I love console based and pretty looking tools and for sure goaccess is one of those.

This tool allows you to see what is going on in your website giving you some stats and some information about your visitors. There you can see what are the most requested urls, the amount of visitors per day, the hours where you get more traffic, referrers, etc.

You can run it with

goaccess -f /var/log/nginx/access.log

And it basically looks like this:

assets/goaccess.png

However it also provides an HTML interface so you can periodically generate a static HTML page to check the stats in an more graphical format.

apachetop

The name says it all: it is a top command for apache. However, as it requires an access.log file as input, you can also use it with nginx as long as you keep the common log format.

One of the features that I like about this command is that it will show the current rate of requests per second, averaging both since the command started and in an specified interval (default 30s). It will also show the most requested urls and other stats.

You can run it with

apachetop -f /var/log/nginx/access.log

And it looks like this:

assets/apachetop.png

grep

Yes... grep and friends help me a lot to find useful information and stats.

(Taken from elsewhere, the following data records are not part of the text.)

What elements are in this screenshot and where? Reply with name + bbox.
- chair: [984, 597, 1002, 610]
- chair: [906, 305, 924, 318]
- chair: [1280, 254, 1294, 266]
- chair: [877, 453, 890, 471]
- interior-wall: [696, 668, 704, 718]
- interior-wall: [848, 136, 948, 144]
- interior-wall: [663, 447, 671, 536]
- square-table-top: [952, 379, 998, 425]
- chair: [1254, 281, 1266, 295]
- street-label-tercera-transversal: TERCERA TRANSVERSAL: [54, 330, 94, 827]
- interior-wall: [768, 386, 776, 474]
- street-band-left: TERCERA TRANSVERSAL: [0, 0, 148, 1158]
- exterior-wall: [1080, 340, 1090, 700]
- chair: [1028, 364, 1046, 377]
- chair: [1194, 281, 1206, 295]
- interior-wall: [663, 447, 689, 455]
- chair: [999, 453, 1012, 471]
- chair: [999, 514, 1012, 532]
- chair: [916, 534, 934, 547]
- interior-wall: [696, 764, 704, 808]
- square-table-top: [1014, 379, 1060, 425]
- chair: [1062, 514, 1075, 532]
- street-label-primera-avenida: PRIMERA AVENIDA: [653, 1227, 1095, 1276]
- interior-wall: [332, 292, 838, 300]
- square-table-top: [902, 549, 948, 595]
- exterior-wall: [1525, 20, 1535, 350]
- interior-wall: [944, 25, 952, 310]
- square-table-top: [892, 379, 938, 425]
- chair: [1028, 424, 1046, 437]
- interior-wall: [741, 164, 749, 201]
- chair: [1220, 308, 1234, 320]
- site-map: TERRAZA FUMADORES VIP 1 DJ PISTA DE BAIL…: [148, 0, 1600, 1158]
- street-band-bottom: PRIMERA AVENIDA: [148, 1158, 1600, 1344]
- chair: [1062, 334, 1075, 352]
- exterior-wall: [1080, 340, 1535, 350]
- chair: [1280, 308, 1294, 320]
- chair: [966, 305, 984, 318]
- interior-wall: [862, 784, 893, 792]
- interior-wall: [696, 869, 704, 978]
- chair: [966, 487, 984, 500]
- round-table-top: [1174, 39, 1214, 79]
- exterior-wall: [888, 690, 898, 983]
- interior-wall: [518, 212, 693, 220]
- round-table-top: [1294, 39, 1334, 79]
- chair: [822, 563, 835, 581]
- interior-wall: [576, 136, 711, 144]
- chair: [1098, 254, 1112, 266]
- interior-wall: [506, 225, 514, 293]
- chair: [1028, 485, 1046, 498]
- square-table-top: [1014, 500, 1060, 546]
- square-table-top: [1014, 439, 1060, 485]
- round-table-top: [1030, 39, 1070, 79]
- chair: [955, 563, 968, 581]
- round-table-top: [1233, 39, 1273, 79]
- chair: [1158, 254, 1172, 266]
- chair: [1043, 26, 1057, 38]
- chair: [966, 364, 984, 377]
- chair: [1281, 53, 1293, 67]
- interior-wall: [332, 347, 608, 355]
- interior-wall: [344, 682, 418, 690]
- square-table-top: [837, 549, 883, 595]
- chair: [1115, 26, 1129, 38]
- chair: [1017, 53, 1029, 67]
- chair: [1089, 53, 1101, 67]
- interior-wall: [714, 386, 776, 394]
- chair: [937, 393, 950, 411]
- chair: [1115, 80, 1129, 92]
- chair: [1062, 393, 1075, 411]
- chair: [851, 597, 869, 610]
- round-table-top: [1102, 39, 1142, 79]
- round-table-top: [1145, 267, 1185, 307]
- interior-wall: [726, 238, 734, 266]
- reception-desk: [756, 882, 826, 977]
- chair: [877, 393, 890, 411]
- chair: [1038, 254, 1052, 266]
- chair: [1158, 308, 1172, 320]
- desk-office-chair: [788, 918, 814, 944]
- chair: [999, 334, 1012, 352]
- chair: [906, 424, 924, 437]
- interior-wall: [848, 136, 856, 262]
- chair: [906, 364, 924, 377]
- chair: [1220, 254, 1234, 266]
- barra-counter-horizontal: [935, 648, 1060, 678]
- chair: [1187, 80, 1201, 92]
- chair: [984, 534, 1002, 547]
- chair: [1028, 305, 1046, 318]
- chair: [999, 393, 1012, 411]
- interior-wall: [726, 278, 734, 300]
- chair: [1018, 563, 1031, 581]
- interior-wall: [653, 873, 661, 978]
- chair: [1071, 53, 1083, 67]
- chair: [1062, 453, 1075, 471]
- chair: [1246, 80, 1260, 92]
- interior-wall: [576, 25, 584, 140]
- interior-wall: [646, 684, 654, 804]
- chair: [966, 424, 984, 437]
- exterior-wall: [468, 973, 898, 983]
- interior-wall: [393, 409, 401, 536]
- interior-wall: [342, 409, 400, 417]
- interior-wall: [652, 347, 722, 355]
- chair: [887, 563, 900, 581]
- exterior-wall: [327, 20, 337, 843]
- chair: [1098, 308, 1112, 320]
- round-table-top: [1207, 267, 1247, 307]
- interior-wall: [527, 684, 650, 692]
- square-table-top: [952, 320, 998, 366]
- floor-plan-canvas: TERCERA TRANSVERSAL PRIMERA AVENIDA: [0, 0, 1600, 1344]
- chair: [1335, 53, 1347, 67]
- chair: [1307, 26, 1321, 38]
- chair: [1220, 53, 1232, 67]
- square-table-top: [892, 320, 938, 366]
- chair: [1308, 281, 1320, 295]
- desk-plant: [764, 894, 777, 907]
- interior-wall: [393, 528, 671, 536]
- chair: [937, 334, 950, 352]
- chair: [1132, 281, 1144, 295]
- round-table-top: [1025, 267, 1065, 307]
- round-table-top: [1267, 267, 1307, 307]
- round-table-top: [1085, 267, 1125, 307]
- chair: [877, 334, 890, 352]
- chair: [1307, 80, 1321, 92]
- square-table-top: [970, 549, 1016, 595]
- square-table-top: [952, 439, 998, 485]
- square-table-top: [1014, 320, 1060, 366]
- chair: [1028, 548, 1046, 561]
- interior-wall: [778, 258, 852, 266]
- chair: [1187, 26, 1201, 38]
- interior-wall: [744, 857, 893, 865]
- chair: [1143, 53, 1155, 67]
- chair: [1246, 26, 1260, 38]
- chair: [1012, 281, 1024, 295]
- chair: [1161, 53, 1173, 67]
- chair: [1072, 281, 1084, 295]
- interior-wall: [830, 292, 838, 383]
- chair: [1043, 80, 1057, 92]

Let me show you some examples.

$ zgrep -Poh '" \d{3} ' access.log* | sort | uniq -c | sort -rn

196071 " 200
 30397 " 302
  3928 " 404
   590 " 301
   339 " 304
    48 " 502
    38 " 470
    32 " 499
    27 " 504
    24 " 500
    18 " 400
     9 " 418
     4 " 405
     2 " 206
     1 " 403
$ zgrep -Poh '\d{2}/Nov/2019' access.log* | sort | uniq -c
[ ... ]
1601 21/Nov/2019
1603 22/Nov/2019
1552 23/Nov/2019
1517 24/Nov/2019
1601 25/Nov/2019
1545 26/Nov/2019
1624 27/Nov/2019
1615 28/Nov/2019
1542 29/Nov/2019
1527 30/Nov/2019
$ zgrep -Poh '03/Dec/2019:\d{2}' access.log* | cut -d' ' -f1 | sort | uniq -c
  63 03/Dec/2019:00
  66 03/Dec/2019:01
  61 03/Dec/2019:02
  64 03/Dec/2019:03
  62 03/Dec/2019:04
  65 03/Dec/2019:05
  61 03/Dec/2019:06
  60 03/Dec/2019:07
  73 03/Dec/2019:08
  73 03/Dec/2019:09
  73 03/Dec/2019:10
  64 03/Dec/2019:11
 164 03/Dec/2019:12
 137 03/Dec/2019:13
 135 03/Dec/2019:14
  93 03/Dec/2019:15
 103 03/Dec/2019:16
 195 03/Dec/2019:17
 145 03/Dec/2019:18
 139 03/Dec/2019:19
  94 03/Dec/2019:20
 114 03/Dec/2019:21
 109 03/Dec/2019:22
 106 03/Dec/2019:23
$ zgrep -Poh '.* \[03/Dec/2019.*\] "HEAD ' access.log* | cut -d' ' -f1 | sort | uniq -c | sort -rn
4 54.209.251.246
3 35.247.113.5
3 217.182.175.162
2 3.82.218.185
2 35.230.122.175
2 34.83.11.15
1 96.28.180.117
1 95.216.13.24
1 94.130.53.35
1 91.121.79.122
1 69.113.35.243
1 51.91.13.105

I know what you are thinking: "This guy has no traffic at all" ... and you are right. This server has almost not traffic.

Jokes aside, I hope you can see that you can make different combinations of the above commands, or change some parameters to obtain the information you are looking for in a very easy way.

ansible -o -m shell -a "zgrep -h  '\"GET /public/awesome_85.03.img' /var/log/nginx/public.access.log* | egrep 'ROUTERCOM' | grep '\" 200' | egrep '/Nov/2019' | awk '{ print \$1\" \"\$9 }' | sort | uniq | wc -l" 'frontends:!TRASH' | awk '{sum += $8} END {print sum}'
217

This is based in a real case. It looks in all the frontends servers defined in the Ansible inventory (that are not in the TRASH group) for successfull downloads (code 200) using the user agent "ROUTERCOM" during November 2019 of the firmware awesome_85.03.img and then gets the output from ansible and sums all the values, returning single number of downloads: 217.